Han pasado 25 años y desde esa perspectiva no dejo de asombrarme por la sucesión de escenas y trabajos totalmente imbricados en lo que era nuestra vida cotidiana, que saltan en la memoria y adquieren otra dimensión. Como estar en 1971 muy entretenidos viendo un programa de televisión que podía ser un noticiero, la serie sobre la Segunda Guerra Mundial o un capítulo de "El Planeta de los Simios", y de pronto, el sintonizador del viejo aparato se desajusta y en la frecuencia de VHF aparece un voz que dice: "Atención, móvil 102, Comando llama". Un hecho fortuito que desencadenó el obsesivo empeño en la interceptación de comunicaciones y el descriptamiento de mensajes cifrados, uno de los principales soportes del Area de Informaciones de Montoneros. O recuperar el material usado para alguna nota periodística que Rodolfo después archivaba en un rincón o lo descartaba –como algunas cintas grabadas– y que hoy se han convertido en un testimonio histórico de su método de investigación o de su estilo de reportajes.

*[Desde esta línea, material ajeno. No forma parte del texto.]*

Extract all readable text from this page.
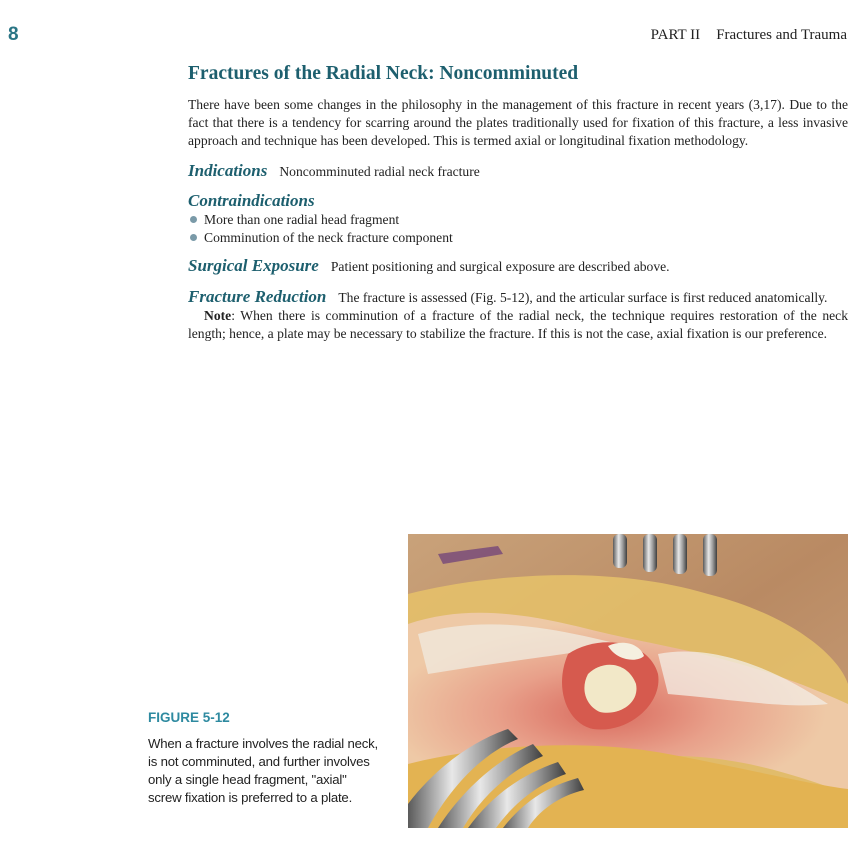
8	PART II Fractures and Trauma
Fractures of the Radial Neck: Noncomminuted

There have been some changes in the philosophy in the management of this fracture in recent years (3,17). Due to the fact that there is a tendency for scarring around the plates traditionally used for fixation of this fracture, a less invasive approach and technique has been developed. This is termed axial or longitudinal fixation methodology.

Indications Noncomminuted radial neck fracture

Contraindications
More than one radial head fragment
Comminution of the neck fracture component

Surgical Exposure Patient positioning and surgical exposure are described above.

Fracture Reduction The fracture is assessed (Fig. 5-12), and the articular surface is first reduced anatomically.

Note: When there is comminution of a fracture of the radial neck, the technique requires restoration of the neck length; hence, a plate may be necessary to stabilize the fracture. If this is not the case, axial fixation is our preference.

FIGURE 5-12
When a fracture involves the radial neck, is not comminuted, and further involves only a single head fragment, "axial" screw fixation is preferred to a plate.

No es tarea fácil encontrar ese hilo conductor, esa mirada de gran angular sobre diez años en la vida de un hombre tan enraizado en la época en que vivió, como Rodolfo. Con tanto interés por estudiar el pasado argentino para entender mejor su propio tiempo, y con tantos oficios terrestres pulidos día a día para hacer más eficaces sus actos. El tránsito del mundo literario al mundo político sindical, la organización del periódico CGT, la investigación de ¿Quién mató a Rosendo?, la reescritura de Operación Masacre, la edición del Caso Satanowsky, las traducciones, las notas periodísticas, el compromiso militante, la intercepción de comunicaciones, la criptografía, la Villa 31, el servicio de informaciones de Montoneros, la agencia ANCLA, Cadena Informativa, los documentos críticos, la lectura permanente y la escritura casi permanente, los amigos y las hijas, el Tigre y las bogas, el cine y los juegos, San Vicente y las hormigas, las cartas polémicas, los cuentos perdidos, las memorias...
Y sin embargo, era un hombre tranquilo que dormía la siesta.